Two men were arrested on Tuesday and are facing charges of fraud and conspiracy to access a computer without authorization, following an investigation that started with last year’s much publicized harvesting of e-mails and AT&T authentication IDs of 114,000 early-adopters of Apple’s iPad.
According to the NYT, Daniel Spitler of San Francisco and Andrew Auernheimer of Fayetteville – members of a group calling itself Goatse Security that has a history of warning about security vulnerabilities – are the only ones who will be prosecuted for the breach, even though the group counts some ten members altogether.
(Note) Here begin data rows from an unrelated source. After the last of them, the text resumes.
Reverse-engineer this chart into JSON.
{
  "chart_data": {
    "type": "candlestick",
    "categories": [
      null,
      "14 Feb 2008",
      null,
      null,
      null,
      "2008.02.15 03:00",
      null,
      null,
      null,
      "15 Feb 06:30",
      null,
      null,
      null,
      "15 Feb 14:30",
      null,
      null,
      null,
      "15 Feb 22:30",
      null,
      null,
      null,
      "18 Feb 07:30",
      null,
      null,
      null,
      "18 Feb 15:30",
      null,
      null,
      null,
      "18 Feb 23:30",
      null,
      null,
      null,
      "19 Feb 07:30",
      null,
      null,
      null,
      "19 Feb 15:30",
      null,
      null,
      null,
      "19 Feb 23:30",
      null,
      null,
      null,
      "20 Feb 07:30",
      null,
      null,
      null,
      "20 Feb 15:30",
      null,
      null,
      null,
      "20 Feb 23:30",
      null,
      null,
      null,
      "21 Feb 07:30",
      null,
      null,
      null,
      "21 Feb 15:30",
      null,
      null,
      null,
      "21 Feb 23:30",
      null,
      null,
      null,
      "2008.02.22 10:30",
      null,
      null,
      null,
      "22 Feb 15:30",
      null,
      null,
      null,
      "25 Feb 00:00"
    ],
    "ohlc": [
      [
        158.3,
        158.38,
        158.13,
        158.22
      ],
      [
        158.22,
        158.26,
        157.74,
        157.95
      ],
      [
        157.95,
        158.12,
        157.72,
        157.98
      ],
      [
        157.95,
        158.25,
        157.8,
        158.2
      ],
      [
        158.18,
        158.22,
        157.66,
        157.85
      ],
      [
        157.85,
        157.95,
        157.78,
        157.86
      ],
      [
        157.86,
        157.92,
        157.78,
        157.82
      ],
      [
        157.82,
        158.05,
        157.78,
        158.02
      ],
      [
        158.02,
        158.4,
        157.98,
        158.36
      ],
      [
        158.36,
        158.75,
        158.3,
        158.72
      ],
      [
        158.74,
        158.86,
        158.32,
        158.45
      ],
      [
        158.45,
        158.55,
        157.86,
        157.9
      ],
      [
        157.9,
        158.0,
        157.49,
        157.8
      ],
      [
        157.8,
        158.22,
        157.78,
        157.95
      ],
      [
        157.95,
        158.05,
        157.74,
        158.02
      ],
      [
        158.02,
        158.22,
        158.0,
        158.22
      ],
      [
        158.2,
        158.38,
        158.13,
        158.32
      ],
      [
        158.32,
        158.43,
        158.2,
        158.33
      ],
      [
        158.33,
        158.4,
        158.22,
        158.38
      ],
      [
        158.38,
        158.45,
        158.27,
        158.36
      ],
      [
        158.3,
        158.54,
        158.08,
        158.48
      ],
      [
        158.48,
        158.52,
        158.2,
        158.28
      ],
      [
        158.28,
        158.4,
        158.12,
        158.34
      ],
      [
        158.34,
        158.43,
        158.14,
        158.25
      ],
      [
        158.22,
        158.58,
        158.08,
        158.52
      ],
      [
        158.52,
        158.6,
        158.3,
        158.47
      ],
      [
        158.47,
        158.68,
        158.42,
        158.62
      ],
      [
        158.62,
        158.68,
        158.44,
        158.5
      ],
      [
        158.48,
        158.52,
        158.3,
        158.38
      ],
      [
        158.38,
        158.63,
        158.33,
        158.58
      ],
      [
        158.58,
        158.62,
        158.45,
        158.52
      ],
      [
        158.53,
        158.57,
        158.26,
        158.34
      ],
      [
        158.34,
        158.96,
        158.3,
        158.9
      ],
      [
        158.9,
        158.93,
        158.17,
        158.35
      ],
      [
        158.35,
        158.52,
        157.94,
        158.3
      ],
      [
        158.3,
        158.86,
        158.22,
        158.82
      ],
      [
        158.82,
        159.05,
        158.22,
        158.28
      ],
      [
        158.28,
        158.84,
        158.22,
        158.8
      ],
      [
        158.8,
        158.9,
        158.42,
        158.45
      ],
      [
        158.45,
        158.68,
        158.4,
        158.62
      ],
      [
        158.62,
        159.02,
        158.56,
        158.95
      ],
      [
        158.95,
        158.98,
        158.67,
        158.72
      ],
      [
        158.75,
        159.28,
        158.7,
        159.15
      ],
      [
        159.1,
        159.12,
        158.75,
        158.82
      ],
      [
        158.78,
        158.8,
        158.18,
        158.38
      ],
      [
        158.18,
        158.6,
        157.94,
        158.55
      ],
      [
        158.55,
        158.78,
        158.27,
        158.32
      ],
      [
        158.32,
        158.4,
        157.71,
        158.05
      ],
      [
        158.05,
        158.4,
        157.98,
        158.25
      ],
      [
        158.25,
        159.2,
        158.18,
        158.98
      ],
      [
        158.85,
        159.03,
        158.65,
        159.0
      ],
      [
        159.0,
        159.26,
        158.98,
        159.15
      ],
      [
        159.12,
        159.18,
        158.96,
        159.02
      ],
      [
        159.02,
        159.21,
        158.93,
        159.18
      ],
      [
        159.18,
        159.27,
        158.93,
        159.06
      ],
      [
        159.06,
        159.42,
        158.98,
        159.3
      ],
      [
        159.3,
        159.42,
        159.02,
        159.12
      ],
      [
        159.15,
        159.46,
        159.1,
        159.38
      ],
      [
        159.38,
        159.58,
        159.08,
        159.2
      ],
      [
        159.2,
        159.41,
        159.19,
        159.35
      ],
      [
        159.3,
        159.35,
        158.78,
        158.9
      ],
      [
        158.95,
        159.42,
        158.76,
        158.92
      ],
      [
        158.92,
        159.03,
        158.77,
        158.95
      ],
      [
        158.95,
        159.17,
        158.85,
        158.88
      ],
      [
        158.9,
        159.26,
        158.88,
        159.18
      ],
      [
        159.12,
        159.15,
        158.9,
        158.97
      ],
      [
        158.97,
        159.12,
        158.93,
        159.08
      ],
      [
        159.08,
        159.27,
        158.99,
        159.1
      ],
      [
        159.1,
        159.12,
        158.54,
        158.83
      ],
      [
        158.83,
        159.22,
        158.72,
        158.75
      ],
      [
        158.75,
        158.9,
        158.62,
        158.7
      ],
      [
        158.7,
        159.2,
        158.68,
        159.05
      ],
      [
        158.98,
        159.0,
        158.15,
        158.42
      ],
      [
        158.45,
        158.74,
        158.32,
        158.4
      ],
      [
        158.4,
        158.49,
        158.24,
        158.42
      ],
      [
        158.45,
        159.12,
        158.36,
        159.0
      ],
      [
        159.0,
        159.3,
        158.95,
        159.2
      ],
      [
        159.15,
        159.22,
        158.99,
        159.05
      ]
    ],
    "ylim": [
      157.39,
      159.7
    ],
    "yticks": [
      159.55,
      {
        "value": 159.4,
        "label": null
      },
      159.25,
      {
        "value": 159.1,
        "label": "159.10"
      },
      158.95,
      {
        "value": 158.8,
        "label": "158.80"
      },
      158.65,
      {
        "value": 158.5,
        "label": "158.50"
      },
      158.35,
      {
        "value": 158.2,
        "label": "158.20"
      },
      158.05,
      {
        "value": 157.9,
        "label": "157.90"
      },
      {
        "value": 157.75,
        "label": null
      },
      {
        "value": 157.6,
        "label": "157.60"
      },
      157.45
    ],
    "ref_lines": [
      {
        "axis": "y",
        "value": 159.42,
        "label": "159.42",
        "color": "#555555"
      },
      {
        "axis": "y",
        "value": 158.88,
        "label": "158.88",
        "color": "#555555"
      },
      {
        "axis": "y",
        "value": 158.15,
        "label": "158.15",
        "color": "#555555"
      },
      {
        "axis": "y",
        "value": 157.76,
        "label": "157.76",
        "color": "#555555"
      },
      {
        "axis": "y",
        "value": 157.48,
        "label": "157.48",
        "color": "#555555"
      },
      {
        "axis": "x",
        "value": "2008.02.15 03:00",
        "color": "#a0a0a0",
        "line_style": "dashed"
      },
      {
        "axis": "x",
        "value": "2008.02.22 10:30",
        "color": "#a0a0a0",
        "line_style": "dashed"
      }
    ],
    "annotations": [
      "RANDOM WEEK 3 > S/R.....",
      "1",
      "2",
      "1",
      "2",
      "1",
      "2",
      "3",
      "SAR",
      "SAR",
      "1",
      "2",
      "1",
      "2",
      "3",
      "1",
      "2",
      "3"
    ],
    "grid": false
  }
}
The likely reason for this decision on the part of the district attorney is that the prosecution possesses a transcript of chat logs between Spitler and Auernheimer, in which they discuss the way they accessed the information and muse on how to use it.
And even though there is no proof or indication that they intended to sell the information, they shared the script they used to take advantage of the vulnerability in the AT&T site with people outside their group – making it likely that other accounts beside the 114,000 confirmed by Goatse have been compromised.
If found guilty, both Spitler and Auernheimer are looking at five years in prison and a $250,000 fine – for each of the two charges. Both man are likely to plead not guilty to the charges, as they and the rest of the group maintain they compromised the site only to point out at the poor security on the AT&T site.
“AT&T needs to be held accountable for their insecure infrastructure as a public utility and we must defend the rights of consumers over the rights of shareholders,” wrote Auernheimer in an open letter to Assistant U.S. Attorney Lee Vartan back in November.